Earlier this month, Catalent announced plans to add 500–600 jobs in Bloomington, Ind., one of its Moderna and Johnson & Johnson COVID-19 vaccine manufacturing sites.
New Jersey-based contract research and manufacturing organization (CRMO) Catalent has been busy lately, in part due to the need for COVID-19 vaccines and their boosters. Earlier this month, the company announced plans to add between 500 and 600 jobs in Bloomington, Ind., one of its COVID-19 vaccine manufacturing sites for Moderna and Johnson & Johnson.
According to Arturo Lopez, the company’s senior director of Human Resources, Catalent has invested more than $250 million at the site since 2019 and doubled its staff since the beginning of the COVID-19 pandemic. In an interview with Inside INdiana Business, Lopez noted that the COVID-19 vaccines were a big factor in their growth, but it’s not the only one.
“We provide drug development and manufacturing solutions for many of the world’s leading pharmaceutical and biotechnology companies and they continue developing new products,” Lopez said. “So, there’s a large pipeline of products coming out of these companies and we partner with them. But certainly, COVID has been a big driver and big reason why we have increased our capacity.”
In 2021 so far, Catalent has produced approximately 1 billion COVID-19 vaccines and associated treatments. The Indiana facility has been responsible for more than 300 million of those products.
Around the same time, on October 5, the company opened a new clinical supply facility in Shiga, Japan. That 6,000 square-meter site offers flexible clinical supply solutions for both local and global biotech and pharma companies. It is part of Catalent’s Asia-Pacific network, including two locations in China and one in Singapore.
“Shiga will become a key hub in our Asia-Pacific Clinical Supply Services network, with Japan now representing the third-largest clinical trials market in the world,” said Roel de Nobel, vice president and general manager of Asia Pacific, Catalent Clinical Supply Services. “The new site builds upon Catalent’s 40 years of in-country presence, and in addition to bilingual English and Japanese project and clinical supply management, will provide primary and secondary packaging and labeling, storage and distribution, cold chain handling, and in-country returns and destruction services.”
And in mid-September, Catalent inked a commercial supply deal with Phathom Pharmaceuticals for its lead compound, vonoprazan, a new class of drugs that block acid secretion in the stomach.
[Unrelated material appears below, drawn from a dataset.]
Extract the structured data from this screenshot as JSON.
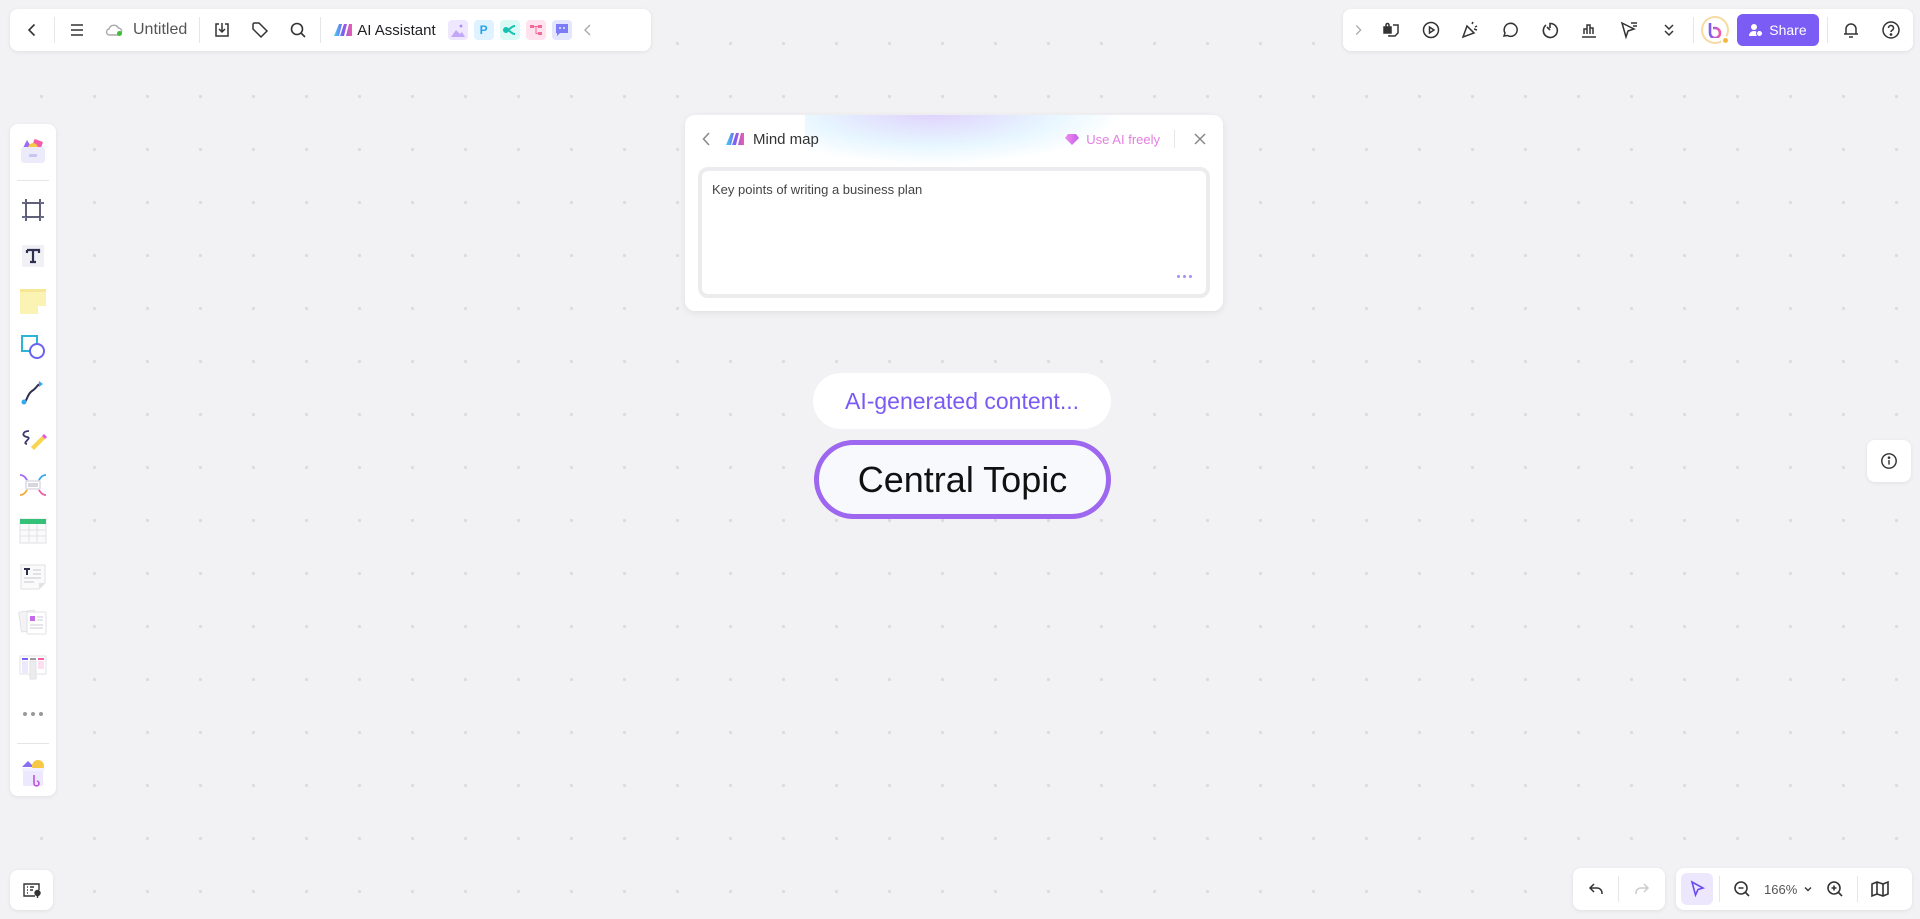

Vonoprazan is in late clinical development for gastric acid-related diseases, including gastroesophageal reflux disease (GEERD) and Helicobacter pylori (H. pylori) bacterial infection.
Under the terms of the deal, if the drug is approved by the U.S. Food and Drug Administration (FDA), Catalent will handle commercial manufacturing and packaging at its site in Winchester, Ky.
“As Phathom readies for the potential approval and launch of our first product, we are pleased to have secured Catalent as a strategic partner to support our vonoprazan commercial manufacturing and packaging capabilities,” said Azmi Nabulsi, M.D., chief operating officer of Phathom. “This agreement further provides us with scalable commercialization resources and brings us closer to delivering on our commitment to change the treatment landscape for acid-related gastrointestinal diseases.”
All of this growth is likely to benefit company leadership as it heads into its shareholder meeting on October 27. As Simply Wall Street wrote, “It is likely that the focus will be on company strategy going forward as shareholders hear from the board and cast their votes on resolutions such as executive remuneration and other matters. We think the CEO has done a pretty decent job.”
The company has a market capitalization of about $23 billion. Last year John Chiminski, the company’s chief executive officer, reported total annual compensation of $13 million, which was an increase of 37% from the year before. That’s total compensation, but it appears that his salary was less than $1.1 million.
Catalent, meanwhile, had its earnings per share (EPS) increase by 69% per year over the last three years, and last year its revenues popped 29%.